# Filtro para evitar interferencia del motor del auto



## CAA (Abr 3, 2007)

Buen día
He instalado un cd player a mi auto el problema que tengo es que las bocinas "zumban" a medida el motor acelera, que filtro puedo poner para quitar ese "zumbido".
Otra pregunta, quiero instalarle ademas un ecualizador, pero la cd player tiene dos cables para cada salida a bafle (señal y tierra) y el ecualizador solo entrada para señal, la pregunta es donde hago el tierra para la señal, ya conecte solo el cable para señal y no suena, si coloco la segunda entrada en el tierra de la cd player su funciona pero pierdo un cabal ?


----------



## campeon (Nov 16, 2008)

yo tuve un  jetta 86 al cual nunca le pude quitar el ruido del motor por mas filtros que le puse , quisiera saber si alguien sabe cual fue el problema o cual era la solucion?


----------



## fernandoae (Nov 16, 2008)

Que "filtros" pusiste? o mas  o menos contame que has hecho?


----------



## juancarfox (Nov 16, 2008)

bueno para empezar, fernandoae tiene razon respecto a lo que dijo el chavo, eso no tiene nada que ver ! y si te aventaste un churro con ese comentario

pero como siempre el camarada es un poco duro con sus comentarios, pero bueno, ya vimos que el es asi, y no es nada grave, todo bien !

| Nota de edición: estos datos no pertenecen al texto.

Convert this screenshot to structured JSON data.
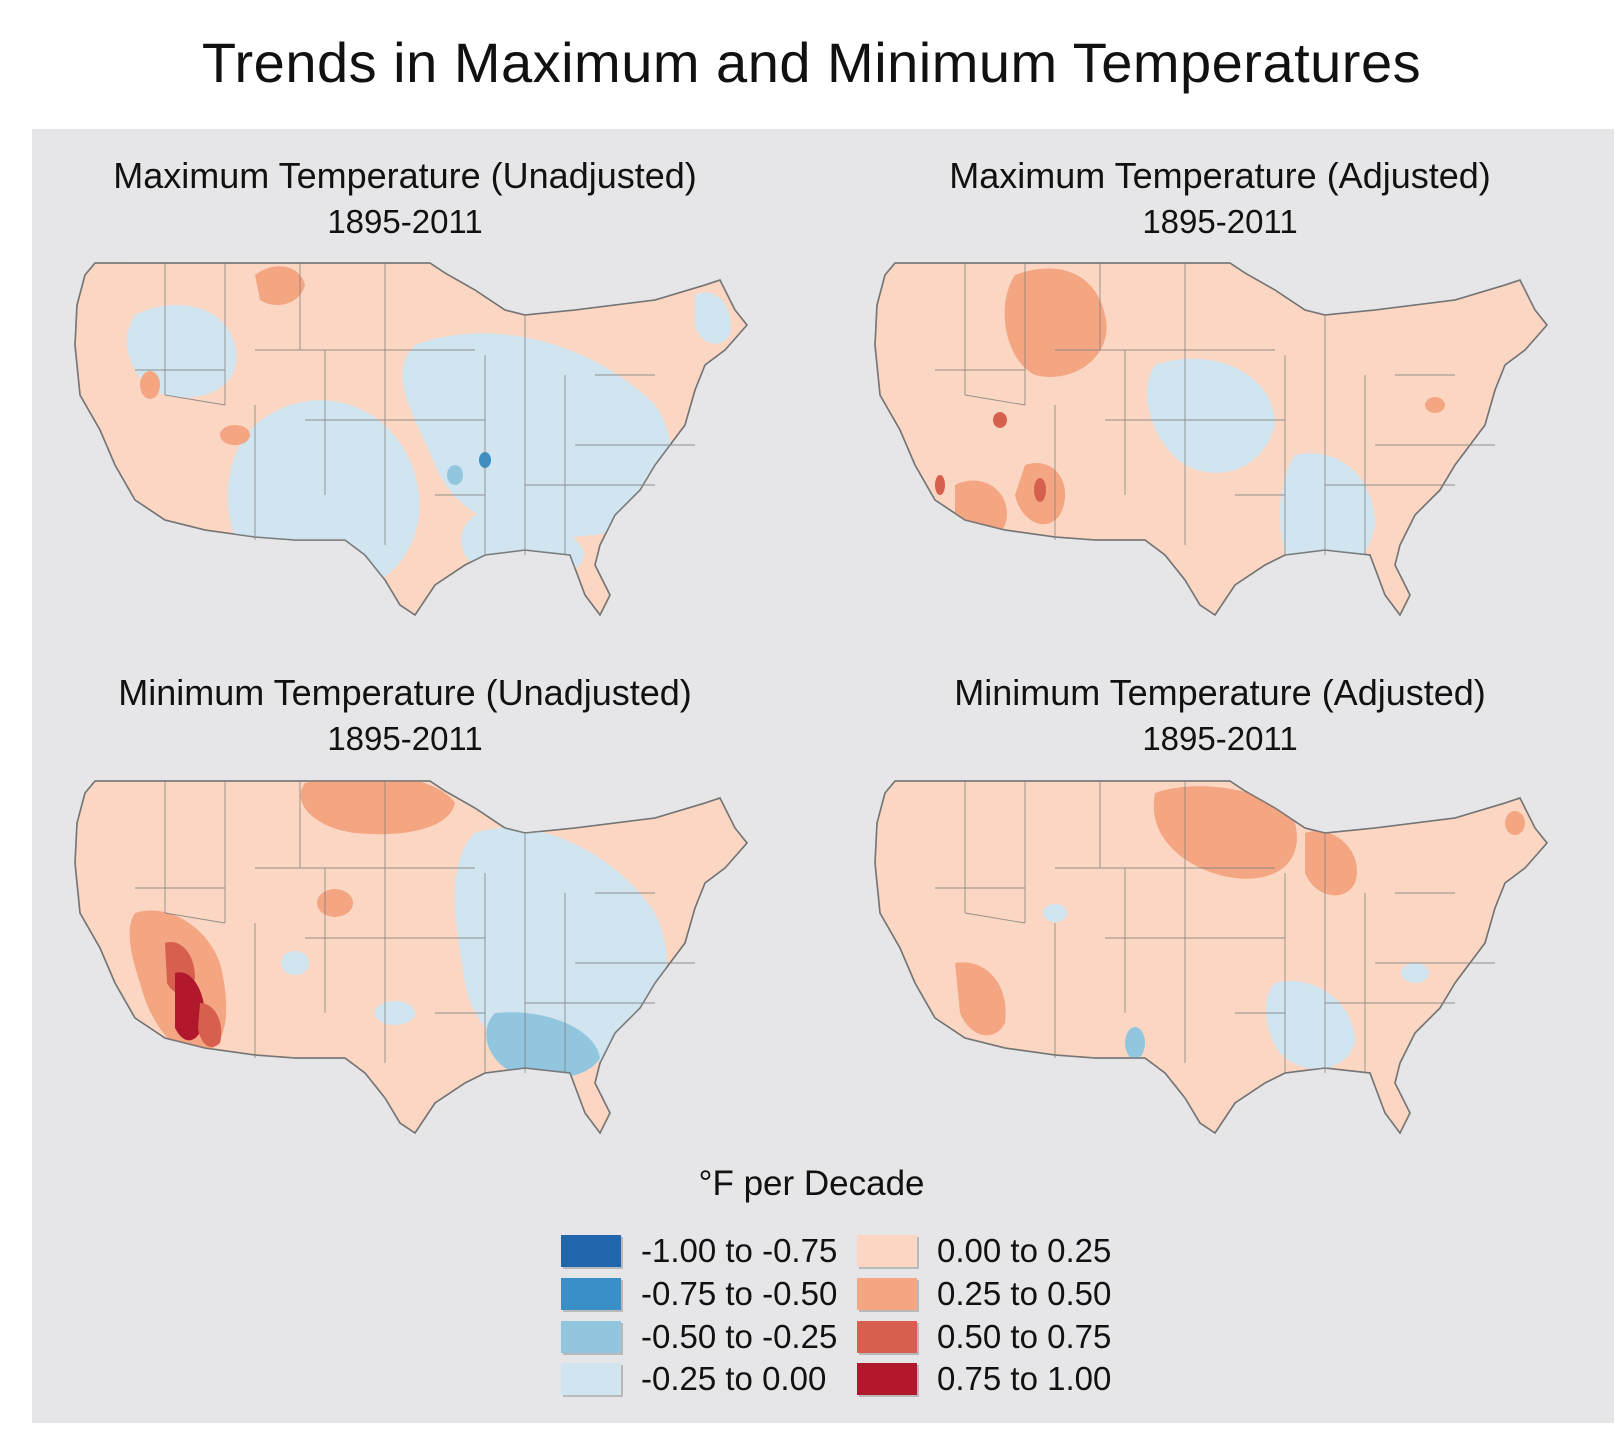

volviendo al probleme que tienes "AA"

pueden ser muchas causas, una puede ser que no esta bien aterrizado a tierra tu equipo de sonido....otra puede ser que esten muy cerca los cables de audio con los cables de corriente, trata de enviarlos por diferentes lugares tratando de que no se junten demasiado, ya que los cables de corriente generan campos e interfieren en los cables donde viaja el audio.

tambien puedes optar por lo que comenta fernando, utilizando filtros capacitores, pero tienes que checar de cual capacidad necesitas.....

espero te sirva...

saludos


----------